“It felt like family, that intimacy, that acceptance, and Kala wanted it keenly.”

Genre: Historical Fantasy
Published: 2020
Pages: 268
Rate: 4 ⭐⭐⭐⭐

Goodreads Synopsis
Some secrets are worth killing for

The ancient city of Kepos sits in an isolated valley, cut off from the outside world by a towering wall. Behind it, the souls of the dead clamour for release. Or so the priesthood says.
Kala has never had any reason to doubt their word – until her father dies in suspicious circumstances that implicate the city’s high priest. She’s determined to investigate, but she has a more immediate problem: the laws of the city require her mother to remarry straight away.
Kala’s new stepfather is a monster, but his son Leon is something altogether more dangerous: kind.
With her family fractured and the investigation putting her life in danger, the last thing Kala needs is romance. She would rather ignore Leon entirely, however difficult he makes it.
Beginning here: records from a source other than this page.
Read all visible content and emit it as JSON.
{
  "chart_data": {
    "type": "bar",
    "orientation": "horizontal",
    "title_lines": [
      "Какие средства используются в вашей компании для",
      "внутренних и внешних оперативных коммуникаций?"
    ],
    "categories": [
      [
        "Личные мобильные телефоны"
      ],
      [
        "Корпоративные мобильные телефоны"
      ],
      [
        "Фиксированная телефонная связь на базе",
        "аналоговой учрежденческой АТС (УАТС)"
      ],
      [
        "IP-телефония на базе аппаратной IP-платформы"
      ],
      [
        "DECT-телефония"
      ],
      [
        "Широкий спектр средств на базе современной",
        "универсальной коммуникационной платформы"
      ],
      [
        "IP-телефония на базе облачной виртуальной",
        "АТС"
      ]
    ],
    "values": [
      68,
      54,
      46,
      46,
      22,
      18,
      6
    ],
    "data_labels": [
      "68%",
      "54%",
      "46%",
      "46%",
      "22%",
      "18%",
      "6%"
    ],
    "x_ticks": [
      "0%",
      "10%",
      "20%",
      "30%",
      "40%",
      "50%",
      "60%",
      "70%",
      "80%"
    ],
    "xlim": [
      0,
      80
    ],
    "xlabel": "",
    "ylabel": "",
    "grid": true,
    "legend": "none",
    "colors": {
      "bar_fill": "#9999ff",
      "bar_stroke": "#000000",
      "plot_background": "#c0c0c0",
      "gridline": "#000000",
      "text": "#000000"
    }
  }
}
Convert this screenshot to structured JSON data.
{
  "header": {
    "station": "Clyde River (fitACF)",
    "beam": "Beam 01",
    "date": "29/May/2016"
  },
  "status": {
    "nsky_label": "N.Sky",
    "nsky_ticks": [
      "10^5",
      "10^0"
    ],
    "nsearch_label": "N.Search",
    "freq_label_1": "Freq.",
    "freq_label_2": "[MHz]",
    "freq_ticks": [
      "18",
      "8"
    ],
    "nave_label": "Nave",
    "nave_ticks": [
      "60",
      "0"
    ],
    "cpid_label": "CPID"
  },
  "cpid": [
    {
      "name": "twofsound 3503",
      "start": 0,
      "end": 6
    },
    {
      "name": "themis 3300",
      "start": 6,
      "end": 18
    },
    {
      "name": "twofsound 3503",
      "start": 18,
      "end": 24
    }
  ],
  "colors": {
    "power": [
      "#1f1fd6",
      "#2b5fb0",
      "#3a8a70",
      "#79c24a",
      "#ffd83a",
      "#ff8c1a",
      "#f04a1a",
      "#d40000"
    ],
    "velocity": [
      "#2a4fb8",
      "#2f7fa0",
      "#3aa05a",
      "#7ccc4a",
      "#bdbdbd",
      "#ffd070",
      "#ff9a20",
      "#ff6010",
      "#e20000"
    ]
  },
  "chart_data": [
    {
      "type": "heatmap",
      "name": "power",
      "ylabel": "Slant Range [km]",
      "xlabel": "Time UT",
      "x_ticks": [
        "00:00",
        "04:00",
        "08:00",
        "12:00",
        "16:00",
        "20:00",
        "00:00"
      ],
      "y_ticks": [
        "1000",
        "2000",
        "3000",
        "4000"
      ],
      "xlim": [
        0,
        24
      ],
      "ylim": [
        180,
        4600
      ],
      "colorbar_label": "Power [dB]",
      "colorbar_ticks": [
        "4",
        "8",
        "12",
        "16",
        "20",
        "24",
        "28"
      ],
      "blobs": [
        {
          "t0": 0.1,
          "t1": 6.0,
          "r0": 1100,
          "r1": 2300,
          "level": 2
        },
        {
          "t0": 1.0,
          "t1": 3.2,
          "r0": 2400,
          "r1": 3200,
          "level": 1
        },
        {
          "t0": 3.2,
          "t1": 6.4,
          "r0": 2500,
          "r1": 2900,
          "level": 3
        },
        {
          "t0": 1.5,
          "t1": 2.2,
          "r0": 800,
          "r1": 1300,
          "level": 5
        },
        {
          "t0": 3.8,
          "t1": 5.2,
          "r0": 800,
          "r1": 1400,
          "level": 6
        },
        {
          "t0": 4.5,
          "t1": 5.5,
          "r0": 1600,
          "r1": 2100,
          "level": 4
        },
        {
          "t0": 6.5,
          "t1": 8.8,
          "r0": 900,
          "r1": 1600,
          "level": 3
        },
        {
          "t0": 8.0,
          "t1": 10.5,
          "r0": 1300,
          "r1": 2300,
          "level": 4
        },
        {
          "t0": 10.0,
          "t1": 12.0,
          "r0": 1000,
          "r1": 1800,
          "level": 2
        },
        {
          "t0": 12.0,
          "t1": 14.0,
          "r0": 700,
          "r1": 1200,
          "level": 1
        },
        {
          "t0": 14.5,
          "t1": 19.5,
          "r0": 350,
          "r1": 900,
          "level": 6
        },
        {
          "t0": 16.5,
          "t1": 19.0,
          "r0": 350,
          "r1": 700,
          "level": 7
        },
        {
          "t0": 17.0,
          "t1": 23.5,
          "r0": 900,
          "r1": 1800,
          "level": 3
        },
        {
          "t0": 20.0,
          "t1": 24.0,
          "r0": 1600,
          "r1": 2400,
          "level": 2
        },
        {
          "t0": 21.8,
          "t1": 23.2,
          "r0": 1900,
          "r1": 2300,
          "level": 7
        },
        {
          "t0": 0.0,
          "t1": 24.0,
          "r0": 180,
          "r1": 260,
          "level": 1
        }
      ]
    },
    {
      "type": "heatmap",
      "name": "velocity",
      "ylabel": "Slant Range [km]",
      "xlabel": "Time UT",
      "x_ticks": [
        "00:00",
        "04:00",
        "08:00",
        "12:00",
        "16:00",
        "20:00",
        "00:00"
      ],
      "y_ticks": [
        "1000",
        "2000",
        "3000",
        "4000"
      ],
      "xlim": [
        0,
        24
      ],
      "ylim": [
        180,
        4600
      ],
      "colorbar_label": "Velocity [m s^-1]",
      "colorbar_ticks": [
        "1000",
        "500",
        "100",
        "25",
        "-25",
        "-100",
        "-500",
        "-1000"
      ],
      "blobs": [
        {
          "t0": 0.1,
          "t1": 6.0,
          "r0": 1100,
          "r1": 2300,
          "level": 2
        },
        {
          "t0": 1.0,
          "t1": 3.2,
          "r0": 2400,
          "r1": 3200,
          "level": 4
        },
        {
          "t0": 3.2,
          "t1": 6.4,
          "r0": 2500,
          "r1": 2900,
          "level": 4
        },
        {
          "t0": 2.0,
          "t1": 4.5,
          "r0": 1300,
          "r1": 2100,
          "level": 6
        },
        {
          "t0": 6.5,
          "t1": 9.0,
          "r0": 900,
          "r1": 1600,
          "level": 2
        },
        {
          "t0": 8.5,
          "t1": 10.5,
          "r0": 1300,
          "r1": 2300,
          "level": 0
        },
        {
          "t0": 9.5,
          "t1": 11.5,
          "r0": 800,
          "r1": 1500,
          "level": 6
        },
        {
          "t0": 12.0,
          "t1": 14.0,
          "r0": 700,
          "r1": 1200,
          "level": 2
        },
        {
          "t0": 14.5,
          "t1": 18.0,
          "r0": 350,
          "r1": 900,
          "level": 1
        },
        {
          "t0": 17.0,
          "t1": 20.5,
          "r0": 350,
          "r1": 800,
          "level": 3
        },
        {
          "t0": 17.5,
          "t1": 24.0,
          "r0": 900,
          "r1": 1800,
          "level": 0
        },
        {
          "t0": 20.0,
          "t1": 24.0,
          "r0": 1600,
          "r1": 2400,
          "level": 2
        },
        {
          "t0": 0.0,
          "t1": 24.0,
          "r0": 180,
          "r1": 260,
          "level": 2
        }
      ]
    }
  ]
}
But when she learns the truth of what really clamours behind the wall at the end of the valley, she faces a choice: share what she knows and jeopardise her escape, or abandon him to his fate along with the rest of the city.
If she doesn’t move fast, then no one will make it out of the valley alive.

“Knowing what someone wants gives you power over them,” he said, “and he has enough of that already.”

Disclaimer: I received an advance copy of the book from the author for review but all thoughts and opinions expressed are honest and my own.

My Take
Fun fact about The Wolf And The Water is that it’s inspired by Plato’s account of the island of Atlantis. I truly loved this book. History plus Fantasy ? What a concept!!

The Wolf And The Water follows a Greek mythological context where it follows Kala, a disabled girl who literally has to fight to survive and stay alive. I loved the plot. Simple and easy to follow yet filled with so many twists it kept me on edge. I love how Josie Jaffrey explores relationships in this book, both romantic and platonic. It made for a really enjoyable read.


This book is more plot based than anything which made some characters easily forgettable and only remembered them when they were mentioned again. This at some point made me not care enough & is actually the reason I didn’t give it 5 stars.

Allegiances, politics and a budding romance made The Wolf And The Water a wonderful read.